Here is a trivia question for you: what is the most profitable business in the world? You might think oil, or maybe banking. You would be wrong. The answer is academic publishing. Its profit margins are vast, reportedly in the region of 40 per cent. New Scientist: The reason it is so lucrative is because most of the costs of its content is picked up by taxpayers. Publicly funded researchers do the work, write it up and judge its merits. And yet the resulting intellectual property ends up in the hands of the publishers. To rub salt into the wound they then sell it via exorbitant subscriptions and paywalls, often paid for by taxpayers too.

The academic publishing business model is indefensible. Practically everybody -- even the companies that profit from it -- acknowledges that it has to change. And yet the status quo has proven extremely resilient. The latest attempt to break the mould is called Plan S, created by umbrella group cOAlition S. It demands that all publicly funded research be made freely available. When Plan S was unveiled in September, its backers expected support to snowball. But only a minority of Europe's 43 research funding bodies have signed up, and hoped-for participation from the US has failed to materialise. Meanwhile, a grass-roots campaign against it is gathering momentum. Plan S deserves a chance.

2 of 140 comments (clear)

  1. Not my experience by Ubi_NL · · Score: 4, Informative

    As a computational biologists in europe, i see a notable change in granting bodies that require open access publications. We have to put this in writing when we apply for grants. This happens on both national and EU level, so my experience is quite different than tfa.

    --

    If an experiment works, something has gone wrong.
  2. Re: Good thing by Anonymous Coward · · Score: 4, Informative

    You're wrong. The post you're replying to is mostly correct.

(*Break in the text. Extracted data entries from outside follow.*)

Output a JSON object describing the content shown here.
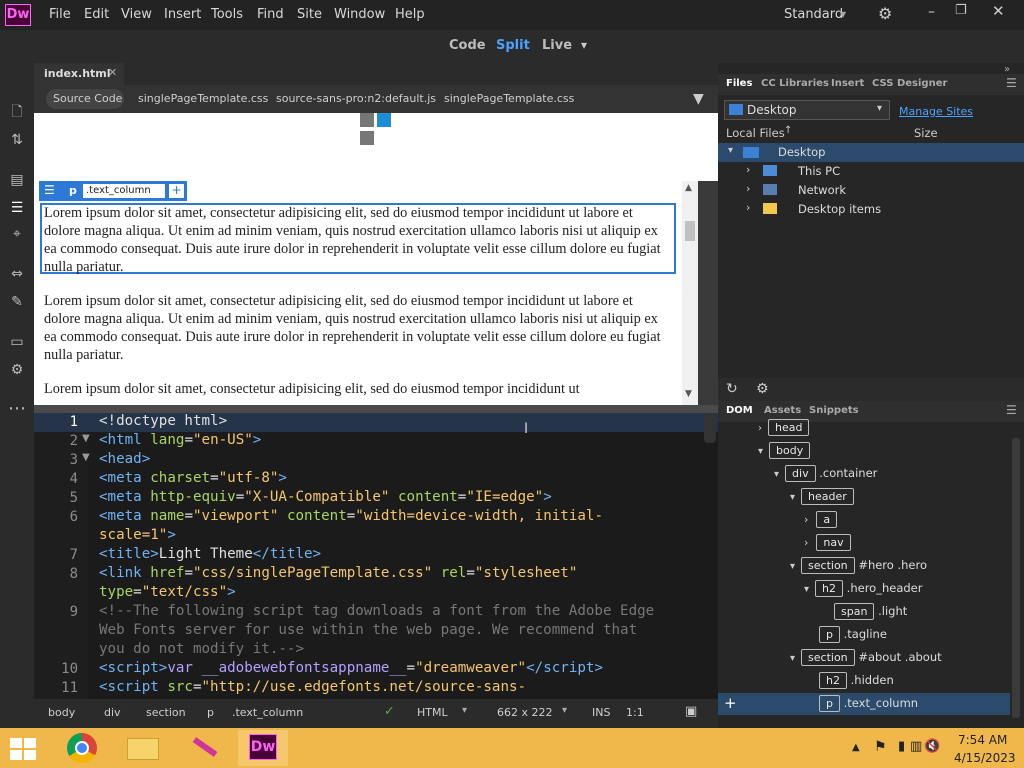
{
  "app": {
    "logo": "Dw",
    "menu": [
      "File",
      "Edit",
      "View",
      "Insert",
      "Tools",
      "Find",
      "Site",
      "Window",
      "Help"
    ],
    "workspace": "Standard"
  },
  "views": {
    "code": "Code",
    "split": "Split",
    "live": "Live"
  },
  "doc": {
    "tab": "index.html",
    "related": [
      "Source Code",
      "singlePageTemplate.css",
      "source-sans-pro:n2:default.js",
      "singlePageTemplate.css"
    ]
  },
  "design": {
    "tag": "p",
    "class_field": ".text_column",
    "paragraph": "Lorem ipsum dolor sit amet, consectetur adipisicing elit, sed do eiusmod tempor incididunt ut labore et dolore magna aliqua. Ut enim ad minim veniam, quis nostrud exercitation ullamco laboris nisi ut aliquip ex ea commodo consequat. Duis aute irure dolor in reprehenderit in voluptate velit esse cillum dolore eu fugiat nulla pariatur.",
    "partial": "Lorem ipsum dolor sit amet, consectetur adipisicing elit, sed do eiusmod tempor incididunt ut"
  },
  "code_lines": {
    "l1": "1",
    "l2": "2",
    "l3": "3",
    "l4": "4",
    "l5": "5",
    "l6": "6",
    "l7": "7",
    "l8": "8",
    "l9": "9",
    "l10": "10",
    "l11": "11"
  },
  "status": {
    "crumbs": [
      "body",
      "div",
      "section",
      "p",
      ".text_column"
    ],
    "lang": "HTML",
    "size": "662 x 222",
    "mode": "INS",
    "pos": "1:1"
  },
  "files": {
    "tabs": [
      "Files",
      "CC Libraries",
      "Insert",
      "CSS Designer"
    ],
    "site": "Desktop",
    "manage": "Manage Sites",
    "local": "Local Files",
    "size": "Size",
    "root": "Desktop",
    "items": [
      "This PC",
      "Network",
      "Desktop items"
    ]
  },
  "dom": {
    "tabs": [
      "DOM",
      "Assets",
      "Snippets"
    ],
    "rows": [
      {
        "tag": "head",
        "cls": ""
      },
      {
        "tag": "body",
        "cls": ""
      },
      {
        "tag": "div",
        "cls": ".container"
      },
      {
        "tag": "header",
        "cls": ""
      },
      {
        "tag": "a",
        "cls": ""
      },
      {
        "tag": "nav",
        "cls": ""
      },
      {
        "tag": "section",
        "cls": "#hero .hero"
      },
      {
        "tag": "h2",
        "cls": ".hero_header"
      },
      {
        "tag": "span",
        "cls": ".light"
      },
      {
        "tag": "p",
        "cls": ".tagline"
      },
      {
        "tag": "section",
        "cls": "#about .about"
      },
      {
        "tag": "h2",
        "cls": ".hidden"
      },
      {
        "tag": "p",
        "cls": ".text_column"
      }
    ]
  },
  "clock": {
    "time": "7:54 AM",
    "date": "4/15/2023"
  }
}
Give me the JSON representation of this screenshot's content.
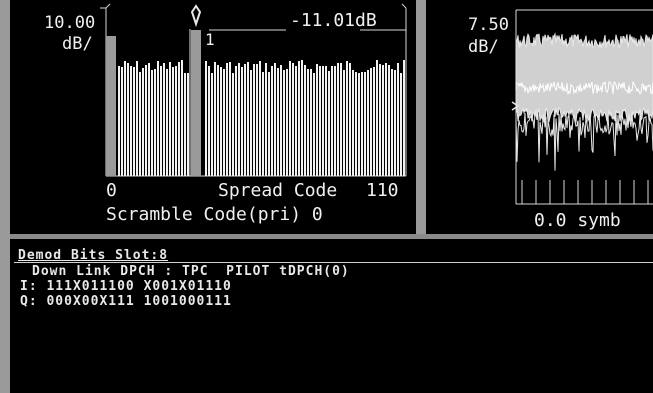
{
  "left_panel": {
    "scale_value": "10.00",
    "scale_unit": "dB/",
    "marker_readout": "-11.01dB",
    "marker_number": "1",
    "x_start": "0",
    "x_title": "Spread Code",
    "x_end": "110",
    "scramble_label": "Scramble Code(pri) 0"
  },
  "right_panel": {
    "scale_value": "7.50",
    "scale_unit": "dB/",
    "x_readout": "0.0 symb"
  },
  "demod": {
    "title": "Demod Bits  Slot:8",
    "header": "Down Link DPCH : TPC  PILOT tDPCH(0)",
    "i_line": "I: 111X011100 X001X01110",
    "q_line": "Q: 000X00X111 1001000111"
  },
  "colors": {
    "background": "#000000",
    "trace": "#f0f0f0",
    "marker_bar": "#9a9a9a",
    "divider": "#9a9a9a"
  }
}
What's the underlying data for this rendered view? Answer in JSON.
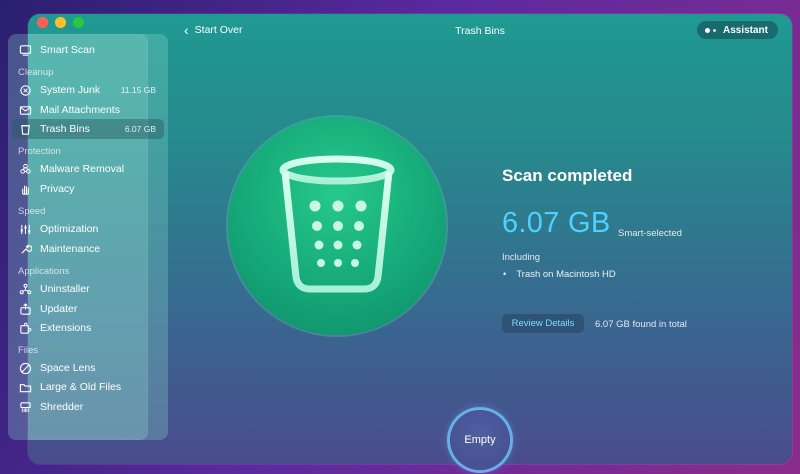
{
  "window": {
    "back_label": "Start Over",
    "title": "Trash Bins",
    "assistant_label": "Assistant"
  },
  "sidebar": {
    "smart_scan": "Smart Scan",
    "sections": {
      "cleanup": "Cleanup",
      "protection": "Protection",
      "speed": "Speed",
      "applications": "Applications",
      "files": "Files"
    },
    "items": {
      "system_junk": {
        "label": "System Junk",
        "size": "11.15 GB"
      },
      "mail_attachments": {
        "label": "Mail Attachments"
      },
      "trash_bins": {
        "label": "Trash Bins",
        "size": "6.07 GB"
      },
      "malware_removal": {
        "label": "Malware Removal"
      },
      "privacy": {
        "label": "Privacy"
      },
      "optimization": {
        "label": "Optimization"
      },
      "maintenance": {
        "label": "Maintenance"
      },
      "uninstaller": {
        "label": "Uninstaller"
      },
      "updater": {
        "label": "Updater"
      },
      "extensions": {
        "label": "Extensions"
      },
      "space_lens": {
        "label": "Space Lens"
      },
      "large_old_files": {
        "label": "Large & Old Files"
      },
      "shredder": {
        "label": "Shredder"
      }
    }
  },
  "result": {
    "title": "Scan completed",
    "size": "6.07 GB",
    "size_note": "Smart-selected",
    "including_label": "Including",
    "bullet": "•",
    "including_item": "Trash on Macintosh HD",
    "review_label": "Review Details",
    "found_text": "6.07 GB found in total"
  },
  "action": {
    "empty_label": "Empty"
  },
  "colors": {
    "accent_size": "#4fd1ff",
    "hero_green": "#15a878",
    "review_text": "#7fdcff"
  }
}
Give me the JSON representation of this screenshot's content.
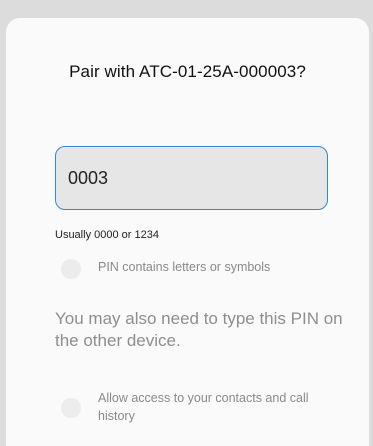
{
  "dialog": {
    "title": "Pair with ATC-01-25A-000003?",
    "pin_field": {
      "value": "0003",
      "placeholder": ""
    },
    "hint": "Usually 0000 or 1234",
    "pin_letters_option": {
      "label": "PIN contains letters or symbols",
      "checked": false
    },
    "info": "You may also need to type this PIN on the other device.",
    "contacts_option": {
      "label": "Allow access to your contacts and call history",
      "checked": false
    }
  },
  "colors": {
    "field_border": "#2f8bd9",
    "dialog_bg": "#fafafa",
    "muted_text": "#8e8e8e"
  }
}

    As an author, I have to pay for page charges when a manuscript I submitted gets accepted for publication. Saying the publishers get the content for free isn't quite an accurate picture because the author has to actually pay the publisher.

    The content is potentially being locked away, because authors generally have to sign over their copyrights in the process. In the journals I've published in, authors retain limited rights, such as being allowed to use figures in funding proposals. However, there are significant restrictions, so the content is, in effect, being locked away.